A few months ago Jonathan Davidson, executive director of supervision for retail and authorisations at the Financial Conduct Authority (FCA) said that a worrying number of householders may be “in too deep” with their borrowing.
But how deep is too deep?
It’s a difficult question. But it’s definitely not a “how long is a piece of string” kind of question.
I was thinking about the FCA’s message when I spoke at the recent EY conference, Technology & Data in Financial Inclusion. In the course of discussion the statistic was quoted that according to research from the University of Birmingham in 2017, 11% of the population are not able to find £200 at short notice. These people could be just one domestic catastrophe away from losing their home. They are in such a precarious financial position, that a lengthy illness, a divorce or even a car accident would be enough to see their lives hurtle down the path to repossession.
That’s Too Deep
But if we are going to help to build a “safer financial world” – the reason I come to work at Castlight every morning – we need to use our technology to help lenders support vulnerable customers. We need to make sure that the water is nowhere near the top of their wellies.
Or to be more precise and nautical – we need a Plimsoll Line.
CaaS, our Categorisation as a Service tool can do exactly that. It can draw the Plimsoll Line – a line over which the ship or the borrower is overloaded and in too deep.
By using open banking technology to access a customer’s transactional information, CaaS categorises income and expenditure, across any number of accounts into over 150 categories, summarising income streams, credit commitments, essential costs and discretionary spending. The customer achieves a 3D picture of their finances, including the pressure points, areas of vulnerability and projections of problems before they happen. And then, because the lender has an unprecedented level of information, he is able to provide insightful advice and financial tools to ensure that an individual customer isn’t in too deep.
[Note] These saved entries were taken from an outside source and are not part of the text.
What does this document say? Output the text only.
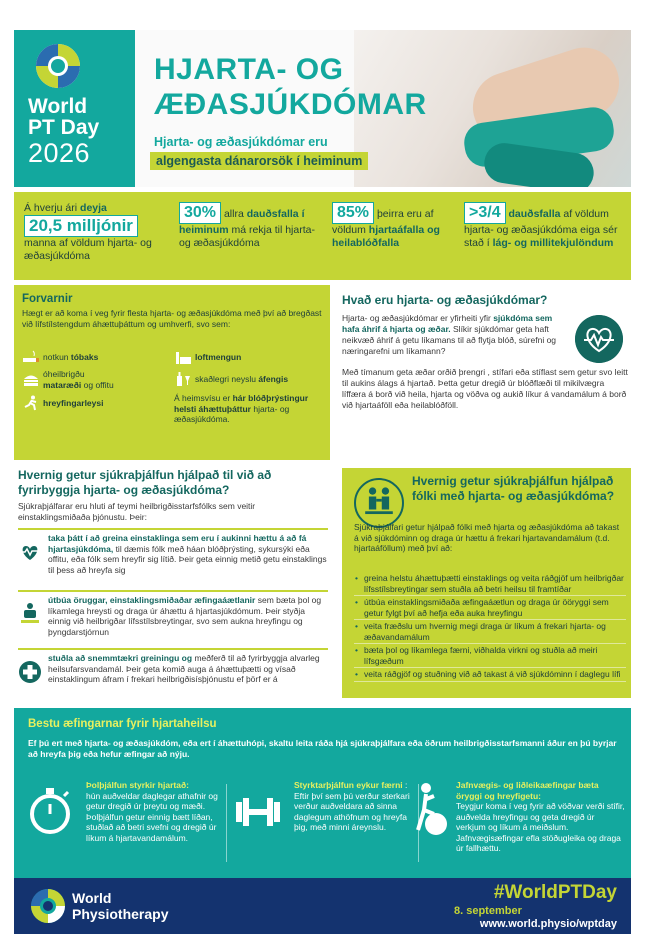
World
PT Day
2026
HJARTA- OG
ÆÐASJÚKDÓMAR
Hjarta- og æðasjúkdómar eru
algengasta dánarorsök í heiminum
Á hverju ári deyja
20,5 milljónir
manna af völdum hjarta- og æðasjúkdóma
30% allra dauðsfalla í heiminum má rekja til hjarta- og æðasjúkdóma
85% þeirra eru af völdum hjartaáfalla og heilablóðfalla
>3/4 dauðsfalla af völdum hjarta- og æðasjúkdóma eiga sér stað í lág- og millitekjulöndum
Forvarnir
Hægt er að koma í veg fyrir flesta hjarta- og æðasjúkdóma með því að bregðast við lífstílstengdum áhættuþáttum og umhverfi, svo sem:
notkun tóbaks	loftmengun
óheilbrigðu
mataræði og offitu
skaðlegri neyslu áfengis
hreyfingarleysi	Á heimsvísu er hár blóðþrýstingur helsti áhættuþáttur hjarta- og æðasjúkdóma.
Hvað eru hjarta- og æðasjúkdómar?
Hjarta- og æðasjúkdómar er yfirheiti yfir sjúkdóma sem hafa áhrif á hjarta og æðar. Slíkir sjúkdómar geta haft neikvæð áhrif á getu líkamans til að flytja blóð, súrefni og næringarefni um líkamann?
Með tímanum geta æðar orðið þrengri , stífari eða stíflast sem getur svo leitt til aukins álags á hjartað. Þetta getur dregið úr blóðflæði til mikilvægra líffæra á borð við heila, hjarta og vöðva og aukið líkur á vandamálum á borð við hjartaáföll eða heilablóðföll.
Hvernig getur sjúkraþjálfun hjálpað til við að fyrirbyggja hjarta- og æðasjúkdóma?
Sjúkraþjálfarar eru hluti af teymi heilbrigðisstarfsfólks sem veitir einstaklingsmiðaða þjónustu. Þeir:
taka þátt í að greina einstaklinga sem eru í aukinni hættu á að fá hjartasjúkdóma, til dæmis fólk með háan blóðþrýsting, sykursýki eða offitu, eða fólk sem hreyfir sig lítið. Þeir geta einnig metið getu einstaklings til þess að hreyfa sig
útbúa öruggar, einstaklingsmiðaðar æfingaáætlanir sem bæta þol og líkamlega hreysti og draga úr áhættu á hjartasjúkdómum. Þeir styðja einnig við heilbrigðar lífsstílsbreytingar, svo sem aukna hreyfingu og þyngdarstjórnun
stuðla að snemmtækri greiningu og meðferð til að fyrirbyggja alvarleg heilsufarsvandamál. Þeir geta komið auga á áhættuþætti og vísað einstaklingum áfram í frekari heilbrigðisísþjónustu ef þörf er á
Hvernig getur sjúkraþjálfun hjálpað fólki með hjarta- og æðasjúkdóma?
Sjúkraþjálfari getur hjálpað fólki með hjarta og æðasjúkdóma að takast á við sjúkdóminn og draga úr hættu á frekari hjartavandamálum (t.d. hjartaáföllum) með því að:
• greina helstu áhættuþætti einstaklings og veita ráðgjöf um heilbrigðar lífsstílsbreytingar sem stuðla að betri heilsu til framtíðar
• útbúa einstaklingsmiðaða æfingaáætlun og draga úr ööryggi sem getur fylgt því að hefja eða auka hreyfingu
• veita fræðslu um hvernig megi draga úr líkum á frekari hjarta- og æðavandamálum
• bæta þol og líkamlega færni, viðhalda virkni og stuðla að meiri lífsgæðum
• veita ráðgjöf og stuðning við að takast á við sjúkdóminn í daglegu lífi
Bestu æfingarnar fyrir hjartaheilsu
Ef þú ert með hjarta- og æðasjúkdóm, eða ert í áhættuhópi, skaltu leita ráða hjá sjúkraþjálfara eða öðrum heilbrigðisstarfsmanni áður en þú byrjar að hreyfa þig eða hefur æfingar að nýju.
Þolþjálfun styrkir hjartað:
hún auðveldar daglegar athafnir og getur dregið úr þreytu og mæði. Þolþjálfun getur einnig bætt líðan, stuðlað að betri svefni og dregið úr líkum á hjartavandamálum.
Styrktarþjálfun eykur færni : Eftir því sem þú verður sterkari verður auðveldara að sinna daglegum athöfnum og hreyfa þig, með minni áreynslu.
Jafnvægis- og liðleikaæfingar bæta öryggi og hreyfigetu:
Teygjur koma í veg fyrir að vöðvar verði stífir, auðvelda hreyfingu og geta dregið úr verkjum og líkum á meiðslum. Jafnvægisæfingar efla stöðugleika og draga úr fallhættu.
World
Physiotherapy
#WorldPTDay
8. september
www.world.physio/wptday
For one customer, an analysis of the CaaS report may show that “too deep” is the loan on a second car. For another customer, it may just be that reducing spending on digital subscription packages would provide enough of a financial buffer.
A report earlier this year by the Institute for Fiscal Studies on behalf of the Joseph Rowntree Foundation reported that borrowing on credit cards, loans and car finance deals has returned to levels unseen since before the 2008 financial crisis.
But its not 2008 and in 2018, we are pleased that a number of the forward looking High Street banks are working closely with us, implementing CaaS with their customers, so that they can take appropriate action to ensure vulnerable accounts and customers don’t get in too deep and don’t lose their homes.
I like the allusion of CaaS as a Plimsoll Line – a reference mark located on a ship’s hull that indicates the maximum depth to which the vessel may be safely immersed when loaded with cargo.
But here’s something I didn’t know. The depth varies depending on the ship’s dimensions, type of cargo, time of year, and the water densities encountered in port and at sea.
Just like our CaaS tool for assessing financial vulnerability, the Plimsoll Line takes all relevant factors into consideration.
Too deep is different for every person – and for every ship too it appears!